You can go to annualcreditreport.com and request to view your credit report from each of the three nationwide consumer credit reporting companies: Equifax, Experian and TransUnion. Since each one permits you you view your report annually, you are able to view a different one every four months. I’ve not seen the value in paying for ‘credit protection’ since your credit cards’ liability limits you to $50 so long as you repost a card stolen soon after you are aware it’s missing. Even those protection services cannot save you the time it will take to get your life in order if you are the victim of true identity theft.
JOE
I received an offer for a credit card with zero interest on purchases or balance transfers for the first six months, and for the first time, took the lender up on the offer. I found myself with a card having a $20,000 credit line and a blank check for a balance transfer. The fine print showed the transfer was subject to a 3% fee, but capped at $50, so I wrote a check to my brokerage account and deposited $19,950 into a money market fund earning 5%. For the effort of writing that check and making the payment back in 6 months, I’m ahead $450. I’ve read there are people that manage to find offers such as this one on a regular basis, making a few thousand dollars a year just by shifting this money around. I’d think there are only so many banks making such offers, and at some point too much available credit will impact one’s credit rating, but for now, I’ll take the $450, and be sure to make the payment in full when this becomes due.
JOE
Time has a way of ticking by, and it’s not too early to think about the financial moves you want to make before the end of the year.

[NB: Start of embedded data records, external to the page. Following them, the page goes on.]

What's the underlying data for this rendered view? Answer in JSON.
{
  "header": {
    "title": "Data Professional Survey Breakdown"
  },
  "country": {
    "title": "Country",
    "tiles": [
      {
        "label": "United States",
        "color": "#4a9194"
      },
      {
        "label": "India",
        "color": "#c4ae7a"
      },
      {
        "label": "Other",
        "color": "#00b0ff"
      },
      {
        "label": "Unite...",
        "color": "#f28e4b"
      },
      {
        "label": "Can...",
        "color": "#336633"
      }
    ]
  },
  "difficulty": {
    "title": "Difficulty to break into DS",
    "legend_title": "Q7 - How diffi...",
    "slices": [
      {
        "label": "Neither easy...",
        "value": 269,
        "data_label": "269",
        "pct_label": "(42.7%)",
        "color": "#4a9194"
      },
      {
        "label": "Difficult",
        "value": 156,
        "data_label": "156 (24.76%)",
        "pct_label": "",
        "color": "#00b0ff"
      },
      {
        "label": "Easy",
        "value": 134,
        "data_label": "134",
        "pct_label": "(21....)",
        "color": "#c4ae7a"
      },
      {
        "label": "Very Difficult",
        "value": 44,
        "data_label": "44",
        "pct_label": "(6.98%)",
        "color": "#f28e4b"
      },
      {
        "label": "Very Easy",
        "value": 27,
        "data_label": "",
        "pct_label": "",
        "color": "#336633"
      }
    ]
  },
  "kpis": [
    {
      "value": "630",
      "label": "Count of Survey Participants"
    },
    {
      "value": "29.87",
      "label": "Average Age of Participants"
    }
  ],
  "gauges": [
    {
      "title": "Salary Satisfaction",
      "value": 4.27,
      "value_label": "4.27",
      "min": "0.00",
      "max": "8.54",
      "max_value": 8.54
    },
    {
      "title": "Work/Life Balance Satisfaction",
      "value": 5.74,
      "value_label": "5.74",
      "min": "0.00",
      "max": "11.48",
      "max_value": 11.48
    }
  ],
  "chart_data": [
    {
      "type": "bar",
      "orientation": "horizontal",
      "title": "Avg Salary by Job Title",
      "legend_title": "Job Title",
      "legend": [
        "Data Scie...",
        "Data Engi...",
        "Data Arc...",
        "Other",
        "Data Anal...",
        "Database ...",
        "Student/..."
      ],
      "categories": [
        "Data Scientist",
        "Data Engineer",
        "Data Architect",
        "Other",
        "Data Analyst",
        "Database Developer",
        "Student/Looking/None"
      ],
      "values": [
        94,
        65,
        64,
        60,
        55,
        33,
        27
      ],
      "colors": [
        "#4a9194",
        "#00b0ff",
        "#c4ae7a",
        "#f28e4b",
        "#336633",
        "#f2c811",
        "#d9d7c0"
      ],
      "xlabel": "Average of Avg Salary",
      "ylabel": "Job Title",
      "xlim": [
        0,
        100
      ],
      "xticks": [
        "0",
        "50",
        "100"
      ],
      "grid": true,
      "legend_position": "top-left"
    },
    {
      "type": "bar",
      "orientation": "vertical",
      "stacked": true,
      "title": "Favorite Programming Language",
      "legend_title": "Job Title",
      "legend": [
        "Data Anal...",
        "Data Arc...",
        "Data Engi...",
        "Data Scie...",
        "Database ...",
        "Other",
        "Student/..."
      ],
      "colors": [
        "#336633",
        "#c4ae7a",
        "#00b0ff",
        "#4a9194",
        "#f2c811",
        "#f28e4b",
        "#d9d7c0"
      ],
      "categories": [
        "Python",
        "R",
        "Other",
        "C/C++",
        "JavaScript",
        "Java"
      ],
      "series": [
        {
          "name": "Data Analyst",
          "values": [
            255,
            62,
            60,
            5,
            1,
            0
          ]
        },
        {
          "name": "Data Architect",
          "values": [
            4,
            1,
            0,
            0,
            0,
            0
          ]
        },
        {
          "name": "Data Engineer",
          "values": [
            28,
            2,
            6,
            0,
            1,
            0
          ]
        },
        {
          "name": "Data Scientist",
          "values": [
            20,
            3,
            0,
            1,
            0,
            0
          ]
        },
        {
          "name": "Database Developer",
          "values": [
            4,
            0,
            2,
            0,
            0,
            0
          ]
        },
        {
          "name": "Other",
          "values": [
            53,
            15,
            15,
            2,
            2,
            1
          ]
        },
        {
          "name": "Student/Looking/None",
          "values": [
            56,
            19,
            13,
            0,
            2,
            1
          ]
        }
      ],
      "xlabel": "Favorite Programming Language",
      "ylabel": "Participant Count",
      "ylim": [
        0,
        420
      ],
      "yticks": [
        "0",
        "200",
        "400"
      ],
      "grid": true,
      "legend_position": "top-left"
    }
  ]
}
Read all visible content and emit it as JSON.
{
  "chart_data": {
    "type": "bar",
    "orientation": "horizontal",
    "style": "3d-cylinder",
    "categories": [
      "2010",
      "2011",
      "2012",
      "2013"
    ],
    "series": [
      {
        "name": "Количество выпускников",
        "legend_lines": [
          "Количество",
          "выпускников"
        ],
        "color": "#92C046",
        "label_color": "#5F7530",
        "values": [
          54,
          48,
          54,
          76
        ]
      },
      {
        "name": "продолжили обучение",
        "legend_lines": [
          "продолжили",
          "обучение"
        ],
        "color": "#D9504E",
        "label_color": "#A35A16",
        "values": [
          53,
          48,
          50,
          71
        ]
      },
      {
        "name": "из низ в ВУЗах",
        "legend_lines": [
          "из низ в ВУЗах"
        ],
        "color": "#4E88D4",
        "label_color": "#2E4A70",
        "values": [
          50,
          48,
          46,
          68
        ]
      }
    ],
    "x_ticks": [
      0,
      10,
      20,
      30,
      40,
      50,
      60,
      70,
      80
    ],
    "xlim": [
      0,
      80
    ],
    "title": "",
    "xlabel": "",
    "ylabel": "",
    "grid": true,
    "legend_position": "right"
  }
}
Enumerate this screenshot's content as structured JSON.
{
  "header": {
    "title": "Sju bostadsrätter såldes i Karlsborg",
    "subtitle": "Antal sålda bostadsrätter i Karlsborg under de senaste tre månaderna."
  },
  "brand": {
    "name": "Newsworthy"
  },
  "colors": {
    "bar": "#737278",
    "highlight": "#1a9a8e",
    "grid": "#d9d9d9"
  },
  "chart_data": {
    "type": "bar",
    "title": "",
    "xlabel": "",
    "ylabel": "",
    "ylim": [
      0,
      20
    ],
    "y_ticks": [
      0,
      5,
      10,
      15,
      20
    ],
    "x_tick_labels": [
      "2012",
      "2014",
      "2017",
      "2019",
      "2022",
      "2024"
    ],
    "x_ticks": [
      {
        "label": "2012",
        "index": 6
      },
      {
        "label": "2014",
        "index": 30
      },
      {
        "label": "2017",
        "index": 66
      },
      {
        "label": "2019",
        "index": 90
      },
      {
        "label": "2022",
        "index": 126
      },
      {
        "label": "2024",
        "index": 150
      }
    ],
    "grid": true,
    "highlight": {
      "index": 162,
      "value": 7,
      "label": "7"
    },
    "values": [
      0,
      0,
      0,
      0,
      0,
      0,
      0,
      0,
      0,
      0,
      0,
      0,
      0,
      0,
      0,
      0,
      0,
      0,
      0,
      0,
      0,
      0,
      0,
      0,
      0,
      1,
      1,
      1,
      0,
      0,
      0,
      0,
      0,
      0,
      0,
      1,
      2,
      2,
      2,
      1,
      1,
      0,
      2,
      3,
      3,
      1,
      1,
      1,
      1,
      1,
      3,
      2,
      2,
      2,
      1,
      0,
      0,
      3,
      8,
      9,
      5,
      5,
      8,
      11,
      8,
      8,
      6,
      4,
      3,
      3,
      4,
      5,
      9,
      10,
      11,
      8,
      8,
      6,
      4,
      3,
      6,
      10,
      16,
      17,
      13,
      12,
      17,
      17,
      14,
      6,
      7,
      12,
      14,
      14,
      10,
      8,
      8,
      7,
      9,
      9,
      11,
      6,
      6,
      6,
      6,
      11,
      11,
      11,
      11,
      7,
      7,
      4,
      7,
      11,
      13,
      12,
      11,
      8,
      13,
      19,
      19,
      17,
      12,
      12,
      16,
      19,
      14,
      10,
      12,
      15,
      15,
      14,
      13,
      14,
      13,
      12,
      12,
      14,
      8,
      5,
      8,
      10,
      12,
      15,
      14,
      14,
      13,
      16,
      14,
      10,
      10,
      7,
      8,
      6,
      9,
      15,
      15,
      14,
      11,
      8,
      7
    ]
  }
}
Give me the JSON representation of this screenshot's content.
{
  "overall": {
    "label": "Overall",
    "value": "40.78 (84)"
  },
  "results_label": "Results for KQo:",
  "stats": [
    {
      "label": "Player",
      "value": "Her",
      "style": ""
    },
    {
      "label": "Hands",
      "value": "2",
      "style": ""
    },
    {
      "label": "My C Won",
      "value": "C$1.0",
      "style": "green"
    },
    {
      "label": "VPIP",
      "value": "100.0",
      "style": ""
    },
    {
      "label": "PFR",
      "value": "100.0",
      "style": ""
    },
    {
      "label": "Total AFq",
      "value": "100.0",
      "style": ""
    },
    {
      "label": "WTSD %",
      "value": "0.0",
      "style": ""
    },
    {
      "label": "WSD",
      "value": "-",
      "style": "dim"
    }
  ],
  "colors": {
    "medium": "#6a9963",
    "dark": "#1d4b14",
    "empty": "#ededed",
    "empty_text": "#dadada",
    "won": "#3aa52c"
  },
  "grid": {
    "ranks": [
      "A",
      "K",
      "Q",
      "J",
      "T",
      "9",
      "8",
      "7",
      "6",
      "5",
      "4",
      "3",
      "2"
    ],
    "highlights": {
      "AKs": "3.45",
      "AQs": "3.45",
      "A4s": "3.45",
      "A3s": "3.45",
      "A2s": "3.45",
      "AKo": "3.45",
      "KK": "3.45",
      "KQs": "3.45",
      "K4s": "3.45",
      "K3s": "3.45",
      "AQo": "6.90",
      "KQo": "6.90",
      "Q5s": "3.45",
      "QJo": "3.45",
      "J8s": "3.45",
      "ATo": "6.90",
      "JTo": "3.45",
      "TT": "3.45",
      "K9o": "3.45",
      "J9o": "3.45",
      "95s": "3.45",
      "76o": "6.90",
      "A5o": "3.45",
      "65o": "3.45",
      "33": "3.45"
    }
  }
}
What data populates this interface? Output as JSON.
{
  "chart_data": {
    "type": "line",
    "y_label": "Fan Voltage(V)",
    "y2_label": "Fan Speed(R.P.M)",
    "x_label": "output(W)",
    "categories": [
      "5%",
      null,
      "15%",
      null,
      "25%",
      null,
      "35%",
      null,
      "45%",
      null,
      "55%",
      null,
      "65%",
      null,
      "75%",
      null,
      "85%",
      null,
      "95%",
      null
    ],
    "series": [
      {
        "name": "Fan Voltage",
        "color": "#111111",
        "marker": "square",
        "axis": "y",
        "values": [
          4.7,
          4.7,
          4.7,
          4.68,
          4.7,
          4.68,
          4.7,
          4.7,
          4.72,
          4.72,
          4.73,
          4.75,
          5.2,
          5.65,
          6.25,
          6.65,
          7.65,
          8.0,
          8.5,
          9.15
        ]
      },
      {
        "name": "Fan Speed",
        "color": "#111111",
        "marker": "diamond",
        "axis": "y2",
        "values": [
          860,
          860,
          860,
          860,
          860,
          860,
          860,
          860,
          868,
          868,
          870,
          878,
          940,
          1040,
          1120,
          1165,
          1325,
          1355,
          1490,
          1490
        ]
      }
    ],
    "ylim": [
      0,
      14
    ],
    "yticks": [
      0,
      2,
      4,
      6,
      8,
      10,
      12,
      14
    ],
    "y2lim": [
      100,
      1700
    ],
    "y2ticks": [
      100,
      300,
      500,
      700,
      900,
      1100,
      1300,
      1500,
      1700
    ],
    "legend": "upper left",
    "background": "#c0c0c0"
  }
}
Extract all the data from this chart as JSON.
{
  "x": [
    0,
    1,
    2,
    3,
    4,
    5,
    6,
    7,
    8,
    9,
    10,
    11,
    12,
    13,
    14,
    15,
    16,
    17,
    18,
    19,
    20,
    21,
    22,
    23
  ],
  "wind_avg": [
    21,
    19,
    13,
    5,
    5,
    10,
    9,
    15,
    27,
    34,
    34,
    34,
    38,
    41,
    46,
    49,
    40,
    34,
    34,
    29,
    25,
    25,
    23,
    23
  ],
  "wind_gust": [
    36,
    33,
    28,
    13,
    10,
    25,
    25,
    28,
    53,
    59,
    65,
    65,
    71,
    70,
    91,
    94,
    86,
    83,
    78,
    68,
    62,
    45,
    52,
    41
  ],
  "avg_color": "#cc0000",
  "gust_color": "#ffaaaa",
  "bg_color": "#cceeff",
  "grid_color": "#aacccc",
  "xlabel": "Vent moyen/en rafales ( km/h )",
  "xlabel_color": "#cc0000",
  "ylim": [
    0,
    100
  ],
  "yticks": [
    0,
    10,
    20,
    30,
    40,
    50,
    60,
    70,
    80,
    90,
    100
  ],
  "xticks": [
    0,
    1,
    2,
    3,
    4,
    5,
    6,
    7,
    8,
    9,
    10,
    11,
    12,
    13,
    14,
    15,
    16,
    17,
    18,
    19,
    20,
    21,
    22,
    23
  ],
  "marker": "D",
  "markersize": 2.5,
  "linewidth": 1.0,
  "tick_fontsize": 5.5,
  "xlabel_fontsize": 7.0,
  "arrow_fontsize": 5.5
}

First, do you have an RMD (required minimum distribution) for your IRA? If you do, and if you make charitable contributions toward the end of the year, but you don’t itemize deductions on your taxes, then consider donating some of your RMD. This is part of the pension protection act passed last year, and this rule regarding RMDs is in effect for only 2006 and 2007. Too bad. If you fall into the small group that would benefit from this, it’s the financial equivalent of taking the tax deduction.
Also, if you are retired, it may be time to consider converting some of your IRA to a Roth. The reasons for this may not seem so simple, but the general goal is. You wish to avoid having your growing RMDs force you into another tax bracket, and/or to avoid having this income subject to the bizarre Social Security tax trap. For example, a married couple finds their taxable income is $40,000, and according to the chart at Fairmark, they are in the 15% tax bracket (i.e. the next dollar taken is taxed at 15%). They may be able to convert $23,000 from the traditional IRA to a Roth, still paying 15%, and that money will grow tax free, with no forced withdrawals. Since RMDs continue to rise as one gets older, this strategy will keep the IRA balance from rising to the point where withdrawals force the couple into the 25% bracket. This example ignores the Social Security tax trap mentioned, and linked, above. More year end ideas to come soon.
JOE
I recently posted that you should not panic, nor should you fall prey to those who will sell you on the belief that they can time the market. What should you do? Decide on the proper asset allocation and rebalance as appropriate. Say you had $100K in early 2004, and to keep it very simple, you had 60% in stocks, 40% in cash. Like this:

Now, you’ve ignored the account, and look now to find the stocks have grown (there were some dividends, so that $82,612 includes reinvested dividends) so instead of your mix being 60/40, you’re pushing 64/36. Very simple. It’s time to sell just a bit over $5000 of your stock index fund or ETF to bring the account back into balance. Your stocks will likely be in more than one fund, to include foreign stocks, and to add the stocks not in the S&P (small and mid-cap stocks), and the cash portion may be mixed in bond funds as well as cash for shorter term needs, but the concept is the same. A periodic review to be sure your allocation targets remain in place. Some people choose to reallocate on an annual basis, maybe at year end as they do their year end tax planning, others will reallocate as the percentages vary from target by more than some percent, perhaps 5. So in my example above, you may choose to wait to reallocate until stocks are above 65% or below 55%.
See the links at my friend Elle’s site for tools to help you decide on the asset allocation that’s right for you.
JOE
I’m more and more convinced the recent housing disaster is more a result of ARMs adjusting combined with the so-called sub-prime mortgages which were written without proper income verification and, in many cases, untruthful appraisals. I pulled data on income, housing prices, and mortgage rates to produce the following:

It would seem that even though median housing costs rose four fold from 1981 to 2005, that wages (required to afford the payment), normalized to hours, actually decreased, in fact, by nearly half.